‘Quiet’ cafetorium change prompts student reaction

Catherine Hewawissa

More stories from Catherine Hewawissa


Catherine Hewawissa

The entrance to the cafetorium is decorated with signs meant to remind students that it is meant to be a quiet space.

At the start of second semester, administration announced students would be encouraged to use the cafetorium as a quiet workspace, no longer having access to the new C-Wing and West Events entrance during school hours, a change met with mixed, student response.

During first semester, senior Aaric Hager used the C-Wing as a space to sit during free time and currently uses the cafetorium as a space to hang out and eat lunch with his friends. He expressed his confusion, citing the inefficient nature of the change.

“I don’t understand why we did that… I don’t get it, it doesn’t make sense. Kids are going to go where they want anyways and the quiet area is not a quiet area, so it’s just pointless. It shouldn’t be, I don’t get it, it’s lunch; it’s our seating and they’re taking it,” Hager said.

“The feedback we had from students, parents and staff was that there was too much autonomy, and not enough making sure that we are making sure students are in class when they are supposed to be in class. So we needed to kind of say ‘ok there’s three choices instead of five.’ We didn’t want to make that change without being able to offer a different space,” Principal Arwen Lyp explained.
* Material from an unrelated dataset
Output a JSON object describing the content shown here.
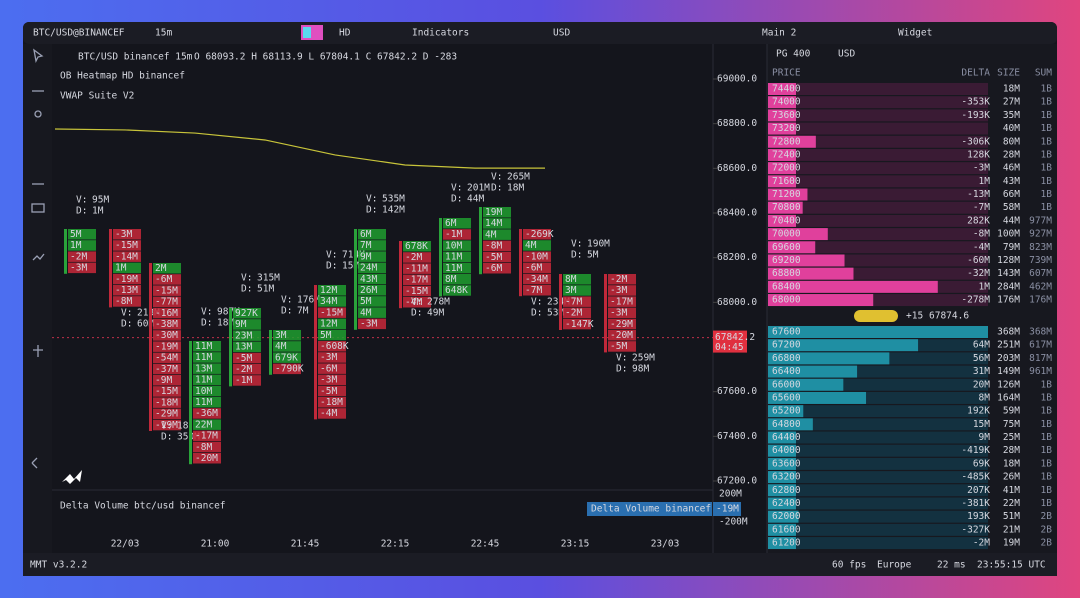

According to Lyp, some students welcome the change, however.

“I actually have received positive feedback from students– which I will be honest– I was not expecting. It’s mostly from freshmen who felt like ‘oh that’s good, I have somewhere I can go if the commons gets overwhelming,'” Lyp said.

Sophomore Becca Snouffer, a Principal-Student Advisory Counsel (PSAC) member said the group discussed the change in reaction to a survey response saying students want more quiet space.
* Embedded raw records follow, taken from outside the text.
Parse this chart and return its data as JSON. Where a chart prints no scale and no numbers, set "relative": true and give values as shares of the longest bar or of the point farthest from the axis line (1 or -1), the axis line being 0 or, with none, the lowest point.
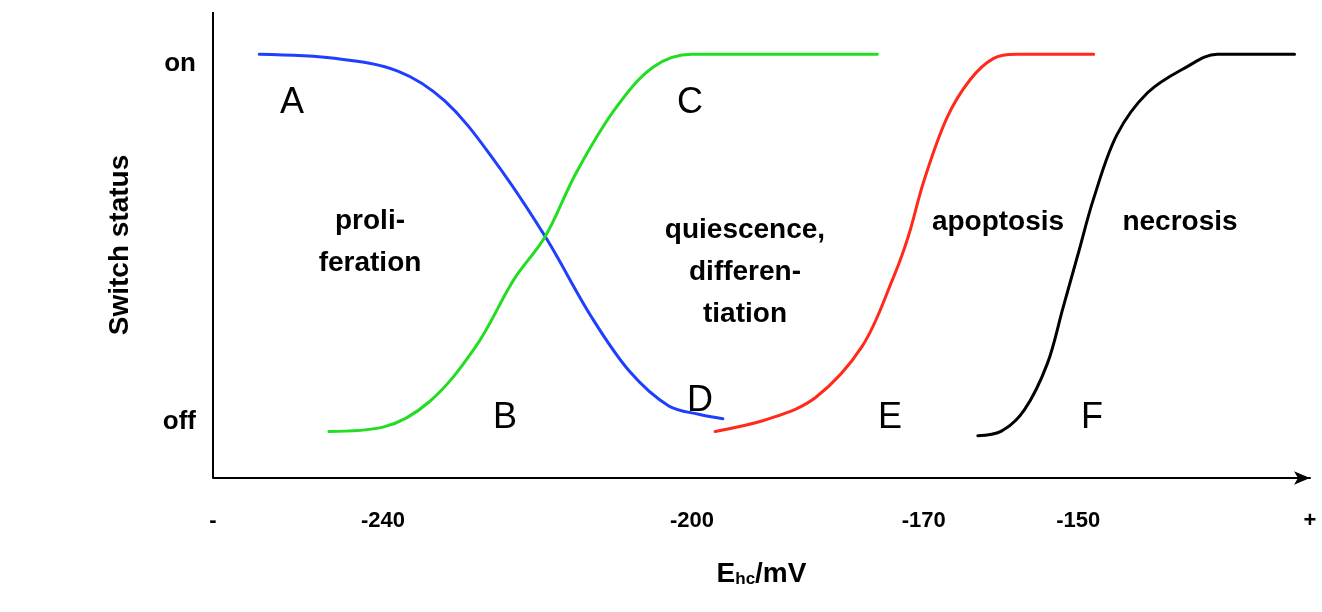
{
  "chart_data": {
    "type": "line",
    "xlabel": "E$_{hc}$/mV",
    "ylabel": "Switch status",
    "relative": true,
    "xlim": [
      -262,
      -120
    ],
    "xticks": [
      {
        "value": -262,
        "label": "-"
      },
      -240,
      -200,
      -170,
      -150,
      {
        "value": -120,
        "label": "+"
      }
    ],
    "grid": false,
    "marker": "none",
    "line_style": "solid",
    "series": [
      {
        "color": "#1f3fff",
        "x": [
          -256,
          -246,
          -238,
          -232,
          -226,
          -219,
          -213,
          -208,
          -203,
          -199,
          -196
        ],
        "values": [
          1,
          0.99,
          0.96,
          0.89,
          0.76,
          0.57,
          0.38,
          0.25,
          0.17,
          0.15,
          0.14
        ]
      },
      {
        "color": "#22dd22",
        "x": [
          -247,
          -240,
          -234,
          -228,
          -223,
          -219,
          -215,
          -210,
          -205,
          -200,
          -176
        ],
        "values": [
          0.11,
          0.12,
          0.18,
          0.31,
          0.47,
          0.57,
          0.72,
          0.87,
          0.97,
          1,
          1
        ]
      },
      {
        "color": "#ff2a1a",
        "x": [
          -197,
          -190,
          -184,
          -178,
          -174,
          -172,
          -170,
          -167,
          -164,
          -161,
          -158,
          -148
        ],
        "values": [
          0.11,
          0.14,
          0.19,
          0.31,
          0.47,
          0.57,
          0.7,
          0.85,
          0.94,
          0.99,
          1,
          1
        ]
      },
      {
        "color": "#000000",
        "x": [
          -163,
          -160,
          -157,
          -154,
          -152,
          -150,
          -148,
          -145,
          -141,
          -136,
          -132,
          -122
        ],
        "values": [
          0.1,
          0.11,
          0.16,
          0.27,
          0.4,
          0.53,
          0.66,
          0.81,
          0.91,
          0.97,
          1,
          1
        ]
      }
    ],
    "annotations": [
      "on",
      "off",
      "A",
      "B",
      "C",
      "D",
      "E",
      "F",
      "proli-\nferation",
      "quiescence,\ndifferen-\ntiation",
      "apoptosis",
      "necrosis"
    ]
  }
}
“I think looking for quiet places for people to work is really important and hopefully we can find a solution that works for everyone without taking anyone’s space but also without disrupting other classes,” Snouffer said.

Lyp went on to explain that the lack of noticeable change in the cafetorium atmosphere may stem from misconceptions about the space’s purpose and the goal of the “quiet space” initiative.
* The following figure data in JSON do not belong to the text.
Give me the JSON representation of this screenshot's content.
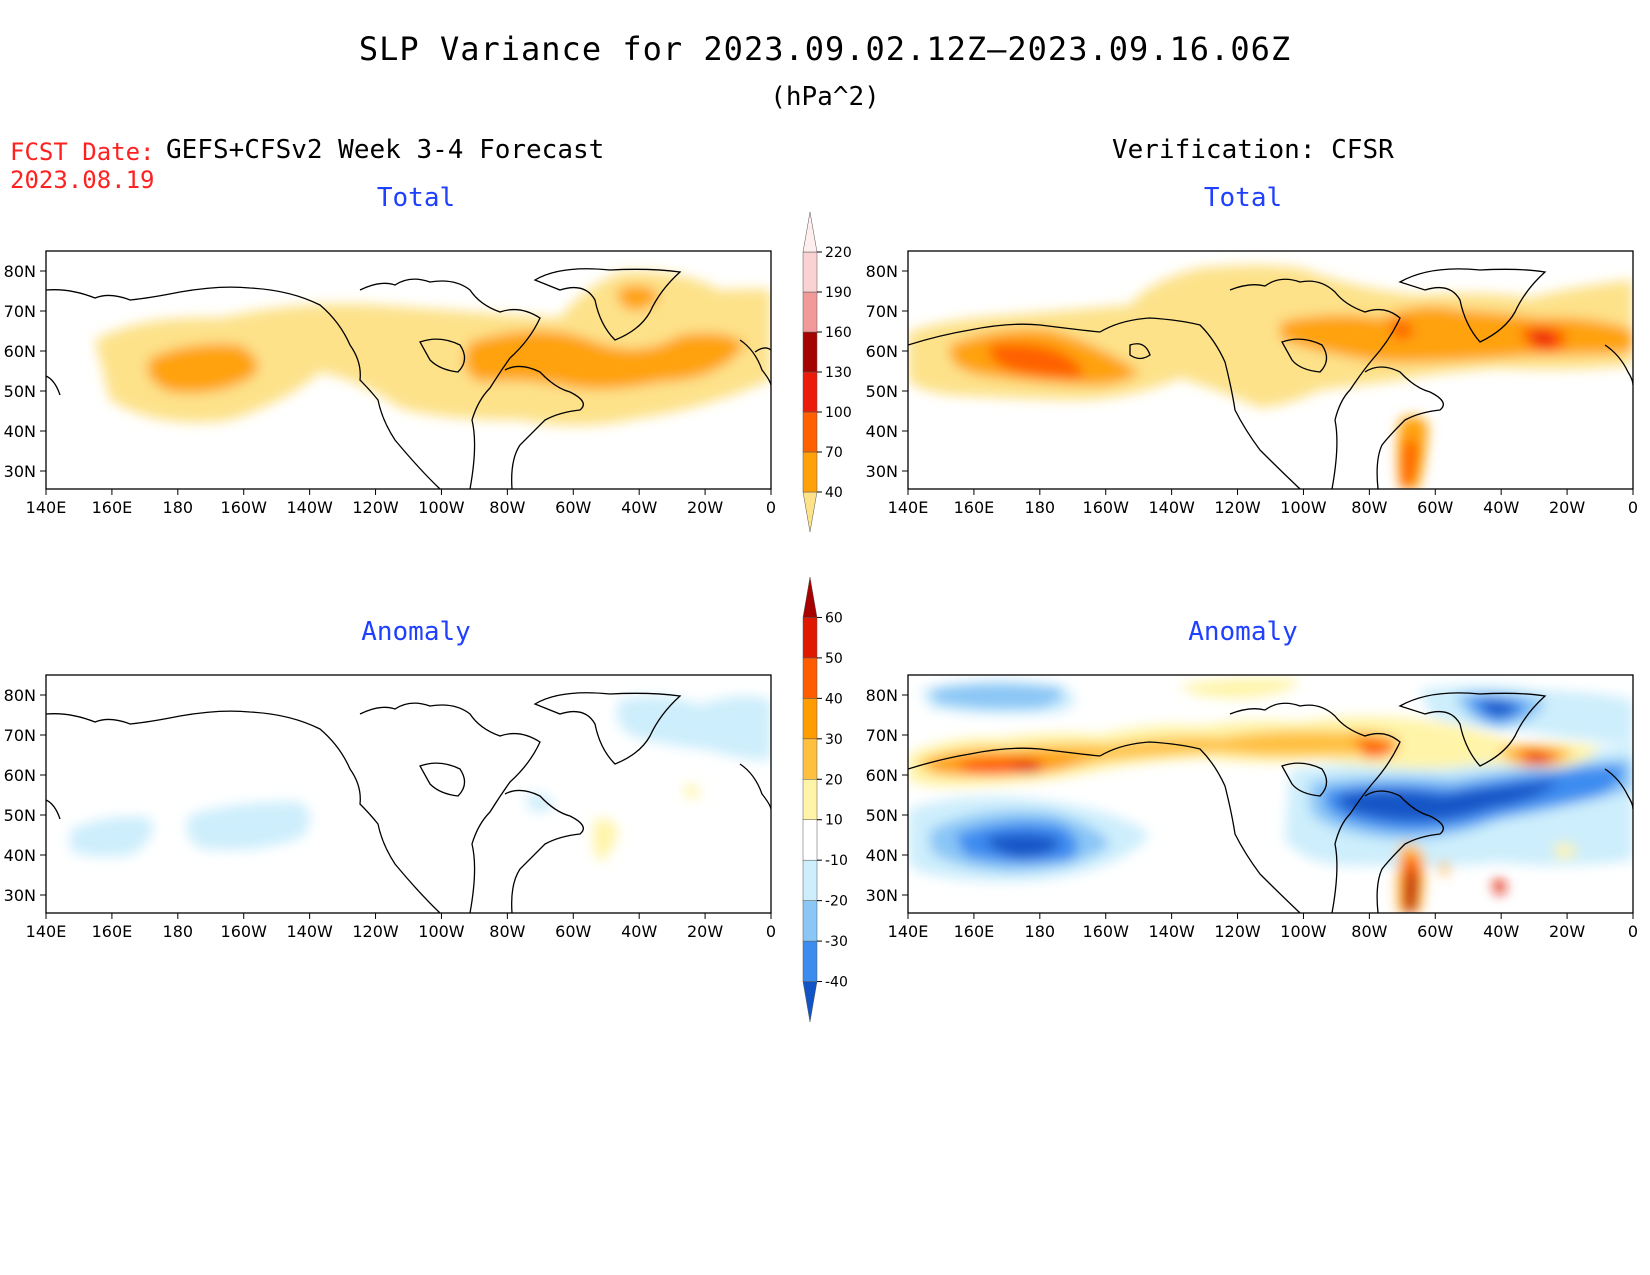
{
  "title": "SLP Variance for 2023.09.02.12Z–2023.09.16.06Z",
  "units": "(hPa^2)",
  "fcst_date_label": "FCST Date:",
  "fcst_date_value": "2023.08.19",
  "left_heading": "GEFS+CFSv2 Week 3-4 Forecast",
  "right_heading": "Verification: CFSR",
  "panel_titles": {
    "total": "Total",
    "anomaly": "Anomaly"
  },
  "lat_labels": [
    "80N",
    "70N",
    "60N",
    "50N",
    "40N",
    "30N"
  ],
  "lon_labels": [
    "140E",
    "160E",
    "180",
    "160W",
    "140W",
    "120W",
    "100W",
    "80W",
    "60W",
    "40W",
    "20W",
    "0"
  ],
  "total_colorbar": {
    "levels": [
      "40",
      "70",
      "100",
      "130",
      "160",
      "190",
      "220"
    ],
    "colors": [
      "#fde28a",
      "#ffa20a",
      "#ff6000",
      "#ec1c0c",
      "#a40400",
      "#f29a9a",
      "#fbd2d2",
      "#ffeeee"
    ]
  },
  "anomaly_colorbar": {
    "levels": [
      "-40",
      "-30",
      "-20",
      "-10",
      "10",
      "20",
      "30",
      "40",
      "50",
      "60"
    ],
    "colors": [
      "#1254c6",
      "#3c8cf0",
      "#8ac6f6",
      "#cdeefc",
      "#ffffff",
      "#fff4a8",
      "#ffc040",
      "#ff9c00",
      "#ff5c00",
      "#e01800",
      "#a60000"
    ]
  }
}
“We have zero expectations that it’s going to be silent– we know students are going in there getting their lunch chatting back and forth. We’re not saying silent, we’re saying a quieter calmer choice than in the commons. It’s a work in progress, but for kids who feel [overwhelmed by the commons,] the cafetorium is a less busy option,” Lyp said.

The changes made to student autonomy spaces for second semester are not permanent and are anticipated to change as the school year goes on.